他背后的再生之莲在不断发光,眼神也逐渐发生变化。
与此同时,在后面骑车追击的海豚也发现了异常。
“游隼的生命监测系统发出警报了。”海豚腾出一只手查看自己的信息终端,眼神中露出一丝惶恐,“糟了,他要暴走了。”
所谓暴走,就是半感染者在过度使用病毒赋予给自身的能力后,导致体内病毒繁殖速度过快,影响意识的情况。大部分的半感染者在进入暴走状态后,最终都成为了和感染者无异的行尸走肉。
“监测系统应该会报警才对啊!”黑曼巴也有些焦急。
“那只有一种可能,游隼遇到了他不得不拼命的情况。我们快,加速!”海豚将摩托车的速度提到了最大,浑然不在乎路面崎岖不平带来的翻车风险。
游隼的身体已经发生了可怕的变化,他的手臂已经和背后的翅膀融为了一体,脚步也变成了爪子。他勾住装甲车,张开双翼,装甲车的速度再加上他的翅膀,强大的升力让装甲车的后轮不停地尝试离开地面。
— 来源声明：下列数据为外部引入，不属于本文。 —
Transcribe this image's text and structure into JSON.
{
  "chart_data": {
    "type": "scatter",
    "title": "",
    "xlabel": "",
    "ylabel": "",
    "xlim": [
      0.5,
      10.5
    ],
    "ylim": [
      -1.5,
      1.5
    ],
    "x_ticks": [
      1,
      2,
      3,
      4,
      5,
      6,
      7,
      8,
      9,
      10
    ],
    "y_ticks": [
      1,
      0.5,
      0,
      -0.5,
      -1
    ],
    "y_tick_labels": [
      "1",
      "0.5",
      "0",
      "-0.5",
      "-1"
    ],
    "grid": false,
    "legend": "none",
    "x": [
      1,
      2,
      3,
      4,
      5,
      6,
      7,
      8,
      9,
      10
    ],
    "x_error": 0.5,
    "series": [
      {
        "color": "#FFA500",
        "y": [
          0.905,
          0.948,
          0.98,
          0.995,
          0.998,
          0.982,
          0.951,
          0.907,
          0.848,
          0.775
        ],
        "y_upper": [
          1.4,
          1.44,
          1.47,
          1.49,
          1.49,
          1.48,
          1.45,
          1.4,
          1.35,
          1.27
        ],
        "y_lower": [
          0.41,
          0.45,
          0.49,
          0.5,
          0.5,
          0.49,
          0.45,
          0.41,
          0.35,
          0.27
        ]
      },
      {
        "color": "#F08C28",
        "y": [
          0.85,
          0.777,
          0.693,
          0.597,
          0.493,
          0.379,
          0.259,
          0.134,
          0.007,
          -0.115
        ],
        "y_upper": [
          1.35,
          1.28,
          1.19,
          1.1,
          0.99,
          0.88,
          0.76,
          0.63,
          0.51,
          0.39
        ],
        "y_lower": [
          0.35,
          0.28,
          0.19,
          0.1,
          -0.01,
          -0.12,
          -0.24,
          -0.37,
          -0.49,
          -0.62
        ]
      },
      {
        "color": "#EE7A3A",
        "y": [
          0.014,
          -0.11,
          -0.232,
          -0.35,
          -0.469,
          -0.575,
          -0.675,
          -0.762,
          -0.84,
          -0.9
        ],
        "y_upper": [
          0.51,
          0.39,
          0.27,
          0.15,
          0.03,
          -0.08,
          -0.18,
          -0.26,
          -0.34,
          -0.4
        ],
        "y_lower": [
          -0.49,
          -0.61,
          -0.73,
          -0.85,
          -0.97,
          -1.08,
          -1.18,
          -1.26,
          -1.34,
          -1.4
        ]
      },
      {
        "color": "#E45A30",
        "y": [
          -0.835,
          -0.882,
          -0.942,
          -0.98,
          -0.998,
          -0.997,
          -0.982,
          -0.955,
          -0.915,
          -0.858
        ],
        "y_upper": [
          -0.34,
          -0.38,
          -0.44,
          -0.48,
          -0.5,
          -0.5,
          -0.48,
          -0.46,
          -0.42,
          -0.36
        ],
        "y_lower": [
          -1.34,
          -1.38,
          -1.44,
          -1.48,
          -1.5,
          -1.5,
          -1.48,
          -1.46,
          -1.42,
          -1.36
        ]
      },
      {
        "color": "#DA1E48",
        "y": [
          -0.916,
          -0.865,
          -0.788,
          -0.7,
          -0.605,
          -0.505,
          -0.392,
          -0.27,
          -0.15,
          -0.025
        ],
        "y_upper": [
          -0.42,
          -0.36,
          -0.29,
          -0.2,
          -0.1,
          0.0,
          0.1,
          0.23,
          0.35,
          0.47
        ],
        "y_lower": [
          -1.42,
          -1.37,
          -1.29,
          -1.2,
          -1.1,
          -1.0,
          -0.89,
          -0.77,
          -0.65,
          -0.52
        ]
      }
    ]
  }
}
伊万的呼吸越来越急促。他知道自己不能停下,可再不停下,装甲车可能就会因此翻车。
就在伊万犹豫不决的时候,原本装甲车的炮手拖着受伤的身体爬到了机枪手的位置上。
“队长,你能判断出来他的位置吗?”
伊万惊喜地瞥了他一眼,随后赶紧说道:“在车子的左后上方,机枪能打得到!”
伤员点点头,瞄准那个方向扣动了扳机。
子弹喷涌而出,游隼的左翼瞬间被大口径的子弹打得血肉模糊。他惨叫了一声,发出了介于人和动物之间的奇怪声音。
随后,他瘫在了车顶,被惯性甩了出去。